Enter your custom domain name in the AWS console and a name for your certificate
Now the custom domain name will be created in AWS CloudFront. It can take up to an hour before the domain becomes active.
The next thing you need to do is set up the mappings of the custom domain in the AWS Console.
The final step is to create a new CNAME Record in CloudFlare to link your domain to the CloudFront url. When you open the settings page of your custom domain in the AWS console copy the Distribution domain name. This is the domain you need to use when creating the new CNAME Record.
Source
I couldn't get any of the other answers to work. So I ended up having AWS generate the certificate instead of using a Cloudflare Origin one. That's because AWS wouldn't accept my Cloudflare certificate, even when the chain was provided.
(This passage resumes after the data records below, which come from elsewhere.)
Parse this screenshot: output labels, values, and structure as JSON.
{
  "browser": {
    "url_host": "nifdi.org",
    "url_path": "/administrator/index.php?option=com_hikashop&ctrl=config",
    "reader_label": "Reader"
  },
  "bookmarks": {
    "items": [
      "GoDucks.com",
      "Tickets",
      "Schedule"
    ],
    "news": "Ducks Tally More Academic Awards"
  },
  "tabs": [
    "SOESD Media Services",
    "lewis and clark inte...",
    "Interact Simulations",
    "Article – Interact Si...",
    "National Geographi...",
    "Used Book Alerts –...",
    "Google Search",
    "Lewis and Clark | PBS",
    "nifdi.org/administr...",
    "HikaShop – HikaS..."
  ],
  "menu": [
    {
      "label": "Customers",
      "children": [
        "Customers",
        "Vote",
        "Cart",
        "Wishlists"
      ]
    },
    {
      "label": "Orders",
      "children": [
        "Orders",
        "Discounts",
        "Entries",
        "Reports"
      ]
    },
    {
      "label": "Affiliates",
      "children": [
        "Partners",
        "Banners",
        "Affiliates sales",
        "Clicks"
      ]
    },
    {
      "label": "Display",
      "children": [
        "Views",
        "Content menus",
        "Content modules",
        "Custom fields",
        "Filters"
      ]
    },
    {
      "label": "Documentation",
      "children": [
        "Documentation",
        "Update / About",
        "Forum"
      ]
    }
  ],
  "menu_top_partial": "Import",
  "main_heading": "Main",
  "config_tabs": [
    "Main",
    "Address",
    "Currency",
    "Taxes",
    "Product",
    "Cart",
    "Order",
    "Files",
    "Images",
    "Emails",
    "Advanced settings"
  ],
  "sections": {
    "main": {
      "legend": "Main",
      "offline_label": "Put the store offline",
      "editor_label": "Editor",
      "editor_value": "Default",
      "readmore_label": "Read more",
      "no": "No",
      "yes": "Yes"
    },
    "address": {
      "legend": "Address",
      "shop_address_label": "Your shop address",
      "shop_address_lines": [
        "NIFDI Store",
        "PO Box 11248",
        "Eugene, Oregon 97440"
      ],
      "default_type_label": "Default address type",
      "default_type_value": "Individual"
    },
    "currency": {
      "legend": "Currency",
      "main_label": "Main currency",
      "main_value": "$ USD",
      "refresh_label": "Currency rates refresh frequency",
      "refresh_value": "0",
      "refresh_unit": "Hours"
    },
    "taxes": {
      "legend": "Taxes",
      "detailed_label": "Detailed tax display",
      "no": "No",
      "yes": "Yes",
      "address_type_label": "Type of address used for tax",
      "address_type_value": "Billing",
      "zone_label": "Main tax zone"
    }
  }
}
I couldn't see Cloudflare in Mozilla's Certificate Authority list (which is what AWS relies on, according to the docs) so I guess that makes sense.
Here's the outline of my solution:
Create AWS Route53 Zone
Create AWS ACM Certificate (must be in us-east-1) with validation method DNS
Create Cloudflare DNS Record with the output of (2)
Create AWS API Gateway Domain Name
Create Cloudflare DNS CNAME Record pointing '#' (root domain) to the Cloudfront domain name from step (4)
Create AWS API Gateway Base Path Mapping
This should be roughly it. May this help someone. Feel free to ask questions.
Both existing answers to this question are correct, but if the issue still persists even after following these directions perfectly, try going into the API Gateway settings, navigate to "Custom Domain Name" and configure the Base Path Mappings.
This was the missing step that solved all my problems.